AWS uses 10.0.0.0/8 as the basis for many VPC configurations. Kubernetes typically uses 10.244.0.0/16 or 10.96.0.0/12 for pod and service networks.

172.16.0.0/12 — The Class B Private Range

This /12 block spans from 172.16.0.0 to 172.31.255.255 — 16 consecutive /16 networks.

  • Range: 172.16.0.0 – 172.31.255.255
  • Usable hosts: 1,048,574
  • Common use: Medium-sized enterprise networks, Docker's default bridge network
  • Note: Docker's default bridge uses 172.17.0.0/16

This range is often overlooked and is a good alternative when 10.x.x.x conflicts with VPN or cloud networks.

192.168.0.0/16 — The Class C Private Range

The most familiar private range — used by virtually every home router in the world.

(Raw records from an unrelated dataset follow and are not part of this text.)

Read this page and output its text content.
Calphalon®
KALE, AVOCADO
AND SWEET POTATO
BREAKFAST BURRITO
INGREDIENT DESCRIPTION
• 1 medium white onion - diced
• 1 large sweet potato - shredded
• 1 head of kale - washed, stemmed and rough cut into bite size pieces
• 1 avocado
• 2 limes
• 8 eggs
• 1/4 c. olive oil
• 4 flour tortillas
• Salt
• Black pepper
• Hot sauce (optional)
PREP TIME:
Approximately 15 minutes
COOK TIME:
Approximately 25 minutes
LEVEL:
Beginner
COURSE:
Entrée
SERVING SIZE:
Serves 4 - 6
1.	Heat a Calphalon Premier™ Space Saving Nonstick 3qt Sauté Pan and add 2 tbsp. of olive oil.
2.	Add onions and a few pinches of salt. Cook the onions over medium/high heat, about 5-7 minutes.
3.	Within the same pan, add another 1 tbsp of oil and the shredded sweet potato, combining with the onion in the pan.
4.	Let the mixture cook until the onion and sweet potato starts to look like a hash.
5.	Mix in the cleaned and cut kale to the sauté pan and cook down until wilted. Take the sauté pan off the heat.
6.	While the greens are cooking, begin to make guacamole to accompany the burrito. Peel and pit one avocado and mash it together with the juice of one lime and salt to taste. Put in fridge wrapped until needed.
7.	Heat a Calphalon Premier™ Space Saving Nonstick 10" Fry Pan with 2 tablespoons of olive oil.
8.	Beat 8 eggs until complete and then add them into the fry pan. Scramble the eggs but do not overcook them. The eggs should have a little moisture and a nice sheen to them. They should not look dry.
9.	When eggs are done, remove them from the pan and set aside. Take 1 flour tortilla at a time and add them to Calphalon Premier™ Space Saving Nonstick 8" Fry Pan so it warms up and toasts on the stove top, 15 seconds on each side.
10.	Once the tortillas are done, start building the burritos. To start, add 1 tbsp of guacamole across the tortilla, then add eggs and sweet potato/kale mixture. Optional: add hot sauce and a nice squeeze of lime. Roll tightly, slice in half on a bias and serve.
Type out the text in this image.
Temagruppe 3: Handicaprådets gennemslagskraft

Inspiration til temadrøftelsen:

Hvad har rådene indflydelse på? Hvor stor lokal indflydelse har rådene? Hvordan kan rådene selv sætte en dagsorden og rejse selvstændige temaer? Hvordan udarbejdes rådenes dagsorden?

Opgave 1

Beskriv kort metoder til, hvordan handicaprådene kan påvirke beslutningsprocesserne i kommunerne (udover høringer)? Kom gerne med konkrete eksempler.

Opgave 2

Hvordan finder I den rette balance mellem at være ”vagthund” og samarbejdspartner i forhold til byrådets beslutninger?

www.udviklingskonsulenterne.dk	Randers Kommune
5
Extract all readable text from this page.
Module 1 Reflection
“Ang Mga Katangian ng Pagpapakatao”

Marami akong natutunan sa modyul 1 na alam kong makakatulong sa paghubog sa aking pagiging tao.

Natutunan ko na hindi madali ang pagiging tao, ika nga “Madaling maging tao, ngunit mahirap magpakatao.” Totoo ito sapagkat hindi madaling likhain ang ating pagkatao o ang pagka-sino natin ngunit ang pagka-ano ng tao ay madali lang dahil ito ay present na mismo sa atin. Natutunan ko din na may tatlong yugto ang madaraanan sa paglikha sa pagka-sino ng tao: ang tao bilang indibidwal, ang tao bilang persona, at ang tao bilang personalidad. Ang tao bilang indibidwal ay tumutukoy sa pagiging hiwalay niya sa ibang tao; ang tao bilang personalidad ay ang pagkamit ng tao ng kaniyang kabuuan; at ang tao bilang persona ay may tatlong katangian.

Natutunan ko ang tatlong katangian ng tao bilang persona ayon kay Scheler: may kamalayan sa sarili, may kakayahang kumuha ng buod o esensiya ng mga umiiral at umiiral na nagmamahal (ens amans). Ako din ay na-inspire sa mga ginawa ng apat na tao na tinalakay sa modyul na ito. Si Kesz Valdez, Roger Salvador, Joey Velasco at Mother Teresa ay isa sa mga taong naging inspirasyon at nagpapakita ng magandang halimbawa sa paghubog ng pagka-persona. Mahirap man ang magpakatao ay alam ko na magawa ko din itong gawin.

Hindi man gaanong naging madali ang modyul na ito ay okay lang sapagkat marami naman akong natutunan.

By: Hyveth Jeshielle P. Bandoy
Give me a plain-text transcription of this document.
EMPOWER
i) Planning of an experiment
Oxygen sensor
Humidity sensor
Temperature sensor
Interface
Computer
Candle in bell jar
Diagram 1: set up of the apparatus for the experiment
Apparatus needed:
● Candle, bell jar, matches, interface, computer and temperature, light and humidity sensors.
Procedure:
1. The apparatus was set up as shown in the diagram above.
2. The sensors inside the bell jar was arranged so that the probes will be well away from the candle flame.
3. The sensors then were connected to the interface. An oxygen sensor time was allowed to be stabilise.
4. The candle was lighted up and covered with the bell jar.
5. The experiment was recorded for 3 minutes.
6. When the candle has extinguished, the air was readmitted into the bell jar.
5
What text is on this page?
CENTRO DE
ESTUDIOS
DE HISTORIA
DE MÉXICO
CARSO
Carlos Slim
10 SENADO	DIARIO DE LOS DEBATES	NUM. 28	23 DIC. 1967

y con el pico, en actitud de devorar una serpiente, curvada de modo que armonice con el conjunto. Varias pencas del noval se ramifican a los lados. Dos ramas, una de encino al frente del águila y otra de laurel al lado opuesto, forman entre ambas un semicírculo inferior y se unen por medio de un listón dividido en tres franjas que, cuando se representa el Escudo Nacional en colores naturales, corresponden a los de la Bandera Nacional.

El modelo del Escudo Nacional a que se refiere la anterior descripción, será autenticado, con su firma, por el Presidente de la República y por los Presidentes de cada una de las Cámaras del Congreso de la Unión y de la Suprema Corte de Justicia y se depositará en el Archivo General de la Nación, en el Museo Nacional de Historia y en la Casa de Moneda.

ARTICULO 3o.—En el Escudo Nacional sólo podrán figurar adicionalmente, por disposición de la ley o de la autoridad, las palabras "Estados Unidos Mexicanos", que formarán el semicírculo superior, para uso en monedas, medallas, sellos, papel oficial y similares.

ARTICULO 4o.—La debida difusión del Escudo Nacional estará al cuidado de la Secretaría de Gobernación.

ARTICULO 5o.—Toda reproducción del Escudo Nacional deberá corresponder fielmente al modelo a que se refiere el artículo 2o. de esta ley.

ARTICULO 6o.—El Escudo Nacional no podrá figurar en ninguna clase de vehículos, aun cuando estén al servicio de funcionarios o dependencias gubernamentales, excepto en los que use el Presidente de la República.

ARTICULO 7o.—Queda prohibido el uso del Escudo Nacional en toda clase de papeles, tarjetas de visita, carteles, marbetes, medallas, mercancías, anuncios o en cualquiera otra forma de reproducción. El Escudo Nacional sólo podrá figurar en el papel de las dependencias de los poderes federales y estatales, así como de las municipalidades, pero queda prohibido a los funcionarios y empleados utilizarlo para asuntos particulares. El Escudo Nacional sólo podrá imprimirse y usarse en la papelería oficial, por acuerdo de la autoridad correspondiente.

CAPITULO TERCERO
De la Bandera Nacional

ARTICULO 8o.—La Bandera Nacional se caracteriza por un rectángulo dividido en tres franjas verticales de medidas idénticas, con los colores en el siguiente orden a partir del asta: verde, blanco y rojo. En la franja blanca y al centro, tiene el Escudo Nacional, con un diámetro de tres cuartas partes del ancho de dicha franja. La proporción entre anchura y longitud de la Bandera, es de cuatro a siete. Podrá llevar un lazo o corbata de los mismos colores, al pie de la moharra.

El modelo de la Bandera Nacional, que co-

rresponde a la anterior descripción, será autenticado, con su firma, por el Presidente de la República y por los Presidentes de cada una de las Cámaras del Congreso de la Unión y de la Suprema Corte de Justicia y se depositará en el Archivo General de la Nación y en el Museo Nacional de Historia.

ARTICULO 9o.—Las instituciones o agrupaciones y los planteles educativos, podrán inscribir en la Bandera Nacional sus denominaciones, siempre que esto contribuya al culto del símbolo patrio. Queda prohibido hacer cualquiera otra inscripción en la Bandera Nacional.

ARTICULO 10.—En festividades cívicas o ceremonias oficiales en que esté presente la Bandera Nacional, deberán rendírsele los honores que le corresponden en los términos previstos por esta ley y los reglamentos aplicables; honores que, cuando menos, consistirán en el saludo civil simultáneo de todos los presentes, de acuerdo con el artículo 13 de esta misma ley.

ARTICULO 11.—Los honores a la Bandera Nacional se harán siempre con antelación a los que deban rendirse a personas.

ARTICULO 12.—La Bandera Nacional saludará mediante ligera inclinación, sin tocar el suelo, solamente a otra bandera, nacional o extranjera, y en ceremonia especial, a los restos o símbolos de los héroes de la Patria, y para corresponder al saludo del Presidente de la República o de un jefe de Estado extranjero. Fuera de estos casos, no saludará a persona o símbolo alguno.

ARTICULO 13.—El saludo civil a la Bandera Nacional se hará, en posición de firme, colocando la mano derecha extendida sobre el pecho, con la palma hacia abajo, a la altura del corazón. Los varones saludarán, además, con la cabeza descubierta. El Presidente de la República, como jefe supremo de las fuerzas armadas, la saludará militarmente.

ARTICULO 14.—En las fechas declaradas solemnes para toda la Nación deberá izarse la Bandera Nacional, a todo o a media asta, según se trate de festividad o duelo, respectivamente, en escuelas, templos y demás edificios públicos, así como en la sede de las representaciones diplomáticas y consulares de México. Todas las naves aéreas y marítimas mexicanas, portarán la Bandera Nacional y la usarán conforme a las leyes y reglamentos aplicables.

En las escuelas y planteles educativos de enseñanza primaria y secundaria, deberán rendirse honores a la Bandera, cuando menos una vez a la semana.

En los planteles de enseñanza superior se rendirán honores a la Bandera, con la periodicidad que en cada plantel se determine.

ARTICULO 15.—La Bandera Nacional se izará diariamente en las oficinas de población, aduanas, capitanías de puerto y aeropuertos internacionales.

  • Range: 192.168.0.0 – 192.168.255.255
  • Usable hosts: 65,534 (in the /16 block)
  • Common use: Home networks (192.168.0.0/24 or 192.168.1.0/24), small offices
  • Typical router default: 192.168.1.1 gateway, 192.168.1.0/24 LAN

Other Special IPv4 Ranges

RangePurposeRFC
127.0.0.0/8Loopback (localhost)RFC 1122
169.254.0.0/16Link-local / APIPARFC 3927
0.0.0.0/8This network (unspecified)RFC 1122
100.64.0.0/10Shared Address Space (ISP CGN)RFC 6598
192.0.2.0/24Documentation / TEST-NET-1RFC 5737
198.51.100.0/24Documentation / TEST-NET-2RFC 5737
203.0.113.0/24Documentation / TEST-NET-3RFC 5737
224.0.0.0/4MulticastRFC 5771
240.0.0.0/4Reserved (IETF)RFC 1112
255.255.255.255/32Limited broadcastRFC 919

Which Private Range to Use?

  • Small home or office network: 192.168.1.0/24 — simple, familiar, plenty of room for typical use
  • Medium business: 172.16.0.0/12 — large enough for segmentation, avoids VPN conflicts with 10.x
  • Enterprise / cloud / data centre: 10.0.0.0/8 — maximum flexibility for complex subnetting and future growth
  • Avoid overlap with VPNs: If you connect to a corporate VPN, check which range it uses and choose a different one for your local network to prevent routing conflicts.